- Claroty executive Jen Sovada has emphasized human oversight in defense AI
- Validation and decision boundaries remain essential for AI use
- The 2026 Intel Summit will explore AI, cybersecurity and more
Jen Sovada, general manager of public sector at Claroty, said validation, human oversight and clearly defined decision boundaries remain essential as artificial intelligence adoption continues to accelerate across defense and national security operations.

As intelligence organizations continue exploring AI-enabled capabilities, leaders will gather to discuss the technologies shaping future intelligence missions at the Potomac Officers Club’s 2026 Intel Summit on Sept. 24. The event will feature discussions about agentic AI and its role in intelligence operations, open source intelligence and data, analytics, cybersecurity and other emerging priorities. Register now to hear perspectives from experts about the future of intelligence innovation in support of national security missions.
“Success will depend on more than technical performance. It will require clear decision boundaries, disciplined validation processes, and sustained human engagement in interpreting outputs under pressure,” Sovada, a previous Wash100 awardee, wrote in a commentary published Friday on Federal News Network.
In the commentary, Sovada discussed the growing use of AI to support battlefield intelligence and decision-making while emphasizing the importance of governance and accountability as operational adoption expands.
What Did Sovada Say About Human Oversight in Defense AI?
According to Sovada, AI systems can help military organizations process large volumes of information generated by sensors, communications networks, reconnaissance platforms and intelligence feeds, enabling faster analysis and improved situational awareness.
She said AI should function as a decision-support capability that enhances human judgment rather than replacing it. While faster analysis could provide operational advantages, Sovada noted that accelerated decision-making also reduces the time available for validation, review and human interpretation.
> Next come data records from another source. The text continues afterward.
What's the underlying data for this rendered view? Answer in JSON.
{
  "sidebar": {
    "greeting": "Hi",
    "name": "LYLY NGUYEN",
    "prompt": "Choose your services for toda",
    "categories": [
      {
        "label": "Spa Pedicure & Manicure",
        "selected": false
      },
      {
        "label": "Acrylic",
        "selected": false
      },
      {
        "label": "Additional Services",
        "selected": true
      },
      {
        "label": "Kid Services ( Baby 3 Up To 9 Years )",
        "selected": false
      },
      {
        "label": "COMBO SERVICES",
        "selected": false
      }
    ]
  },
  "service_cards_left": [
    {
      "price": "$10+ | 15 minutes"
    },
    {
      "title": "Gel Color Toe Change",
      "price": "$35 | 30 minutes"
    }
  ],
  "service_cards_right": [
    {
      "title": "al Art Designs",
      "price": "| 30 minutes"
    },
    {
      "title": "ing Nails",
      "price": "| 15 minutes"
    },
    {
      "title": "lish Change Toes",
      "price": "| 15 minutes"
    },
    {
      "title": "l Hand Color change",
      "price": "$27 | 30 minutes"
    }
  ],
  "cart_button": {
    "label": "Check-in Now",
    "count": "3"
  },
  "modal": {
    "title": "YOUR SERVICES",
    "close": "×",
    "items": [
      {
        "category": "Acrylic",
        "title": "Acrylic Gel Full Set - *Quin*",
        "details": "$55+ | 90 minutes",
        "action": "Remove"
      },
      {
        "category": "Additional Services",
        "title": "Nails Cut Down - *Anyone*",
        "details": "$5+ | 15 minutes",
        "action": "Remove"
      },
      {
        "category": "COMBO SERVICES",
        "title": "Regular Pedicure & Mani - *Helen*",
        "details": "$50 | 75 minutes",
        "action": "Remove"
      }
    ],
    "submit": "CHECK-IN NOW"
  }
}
Sovada wrote that AI models may produce errors or inconsistent outputs depending on their design and training data, making validation and human oversight critical in operational environments. She said human operators should retain the authority to challenge AI-generated recommendations, apply operational context and weigh competing priorities before actions are taken.
How Does AI Decision-Making Apply Beyond Defense?
Sovada said the challenges associated with AI-enabled decision-making extend beyond defense to sectors such as energy, transportation and industrial operations. She noted that these environments increasingly rely on real-time data and automated systems to detect anomalies, optimize performance and support rapid response.
She added that faster decision-making must be paired with validation and oversight to reduce the risk of errors, unintended consequences and cascading failures. According to Sovada, maintaining the ability to control, verify and contain machine-speed decisions will remain important as interconnected civil and defense-dependent systems continue adopting AI.
What Other AI & National Security Priorities Has Sovada Highlighted?
Sovada has also discussed the role of AI in strengthening cyber resilience and national security. In May, Claroty introduced Claire, an artificial intelligence-powered security agent designed specifically for cyber-physical systems environments. In a LinkedIn post, Sovada said Claire “marks a paradigm shift in organizations’ ability to ensure safety, uptime, and availability in an AI-driven world.”
In a separate FNN commentary, Sovada wrote that securing commercial satellite communications requires a layered approach that addresses both cyber and electronic warfare threats.
Sovada has also addressed the evolving role of AI in intelligence analysis. In a recent interview, she said integrating open source intelligence, AI and classified collection into transparent, auditable and explainable workflows could help analysts shift their focus from gathering data to informing decisions while maintaining accountability. According to Sovada, analysts should move beyond understanding what happened to explaining why it happened and anticipating what comes next.